The Galaxy S8 is commercially available in four markets, which means hundreds of thousands of customers will receive their Galaxy S8 preorders on Friday, while others will be able to purchase the handsets from various shops. That also means that more people will unbox and start using the phone, and that’s great news for anyone worried by the already reported red tint issue of that gorgeous Infinity display. You know, the problem that Samsung said wasn’t a problem. With the phones in the handsets of more users, we’ll be able to determine how widespread the problem is, or if it only affects a limited number of owners. Whatever the case, Samsung has already confirmed that it has fixes in place for affected customers, but it’s not all good news.

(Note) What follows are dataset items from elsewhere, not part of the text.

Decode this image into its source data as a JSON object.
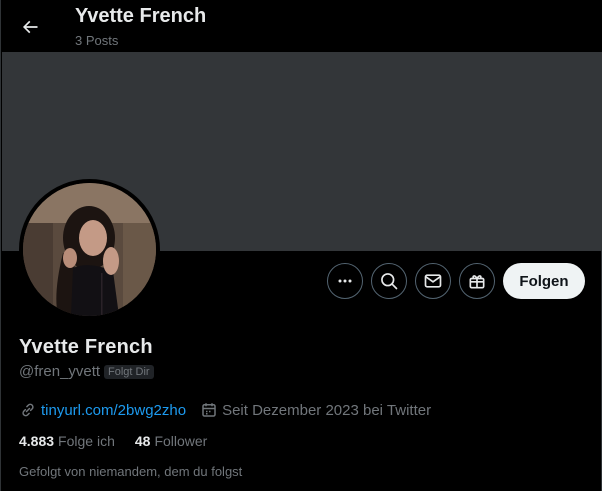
{
  "header": {
    "name": "Yvette French",
    "posts": "3 Posts"
  },
  "actions": {
    "follow_label": "Folgen"
  },
  "profile": {
    "name": "Yvette French",
    "handle": "@fren_yvett",
    "follows_you": "Folgt Dir",
    "link": "tinyurl.com/2bwg2zho",
    "joined": "Seit Dezember 2023 bei Twitter",
    "following_count": "4.883",
    "following_label": "Folge ich",
    "followers_count": "48",
    "followers_label": "Follower",
    "followed_by": "Gefolgt von niemandem, dem du folgst"
  },
  "icons": {
    "back": "arrow-left-icon",
    "more": "more-icon",
    "search": "search-icon",
    "message": "envelope-icon",
    "gift": "gift-icon",
    "link": "link-icon",
    "calendar": "calendar-icon"
  },
  "colors": {
    "background": "#000000",
    "banner": "#333639",
    "text_primary": "#e7e9ea",
    "text_secondary": "#71767b",
    "link": "#1d9bf0",
    "follow_button_bg": "#eff3f4"
  }
}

According to a pair of reports from The Investor, Samsung has confirmed that a software update should fix the red tint issue. Samsung first instructed affected users to fix the issue themselves by going into the display section of the Settings app, but that didn’t eliminate the problem for everyone affected.
“To keep the red screen issue from getting out of control, Samsung has made the decision to release the software solution as soon as possible to optimize the color balance of the screen,” an industry source said. “The company has already notified its nationwide customer service centers that it will release the software for fine-tuning the color balance.” Samsung has already confirmed the reports. “We can’t release a specific date yet, but the update will occur next week at the latest,” Samsung told The Investor. The company said it’ll replace the phones with new handsets if the issue persists.

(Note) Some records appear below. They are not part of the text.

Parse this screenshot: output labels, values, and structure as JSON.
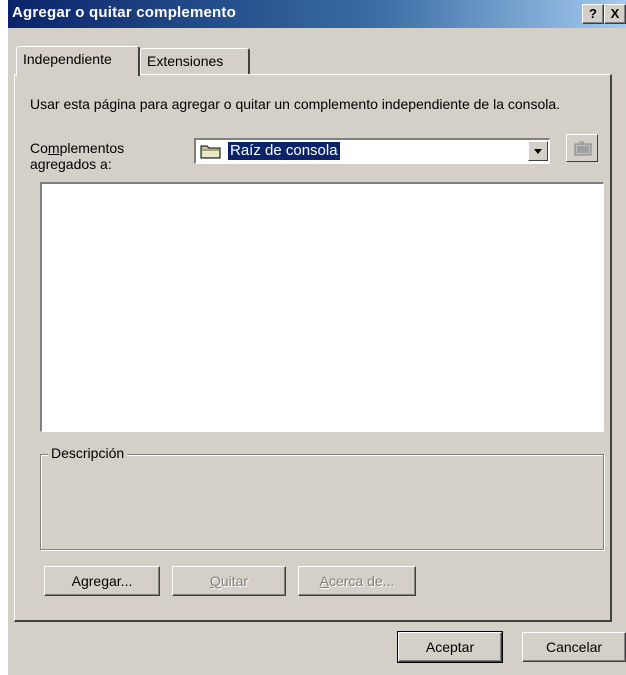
{
  "window": {
    "title": "Agregar o quitar complemento",
    "help_button": "?",
    "close_button": "X"
  },
  "tabs": [
    {
      "label": "Independiente",
      "active": true
    },
    {
      "label": "Extensiones",
      "active": false
    }
  ],
  "intro_text": "Usar esta página para agregar o quitar un complemento independiente de la consola.",
  "snapins_label": {
    "prefix": "Co",
    "mnemonic": "m",
    "suffix": "plementos",
    "line2": "agregados a:"
  },
  "combo": {
    "selected_value": "Raíz de consola",
    "icon": "folder-icon"
  },
  "up_level_icon": "up-folder-icon",
  "snapins_list": [],
  "description_group": {
    "label": "Descripción",
    "text": ""
  },
  "buttons": {
    "add": "Agregar...",
    "remove_mnemonic": "Q",
    "remove_rest": "uitar",
    "about_mnemonic": "A",
    "about_rest": "cerca de...",
    "ok": "Aceptar",
    "cancel": "Cancelar"
  },
  "colors": {
    "titlebar_start": "#0a246a",
    "titlebar_end": "#a6caf0",
    "face": "#d4d0c8",
    "selection": "#0a246a"
  }
}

Some people think the software issue might fix the problem, as Samsung may be looking to control the excessive electrical signals for the red pixels of the displays.
“Samsung probably tried the conventional methods to balance white tones for the latest smartphones,” a professor explained. “So I doubt software update can be a silver bullet to the problem. However, some experts I talked to believe a software update would be enough to balance out the reddish display to the extent that consumers are satisfied.”
An industry source with access to Samsung’s display manufacturing process said the software fix isn’t sufficient to address the problem.
“It would be difficult to correct the problem with a software update because it is likely to be related to chronic manufacturing problems involving the uneven appliance of pixels,” a plant employee told The Investor. “This has been a thorny issue for a while now, and unless this is solved, an update will only be a stopgap measure.”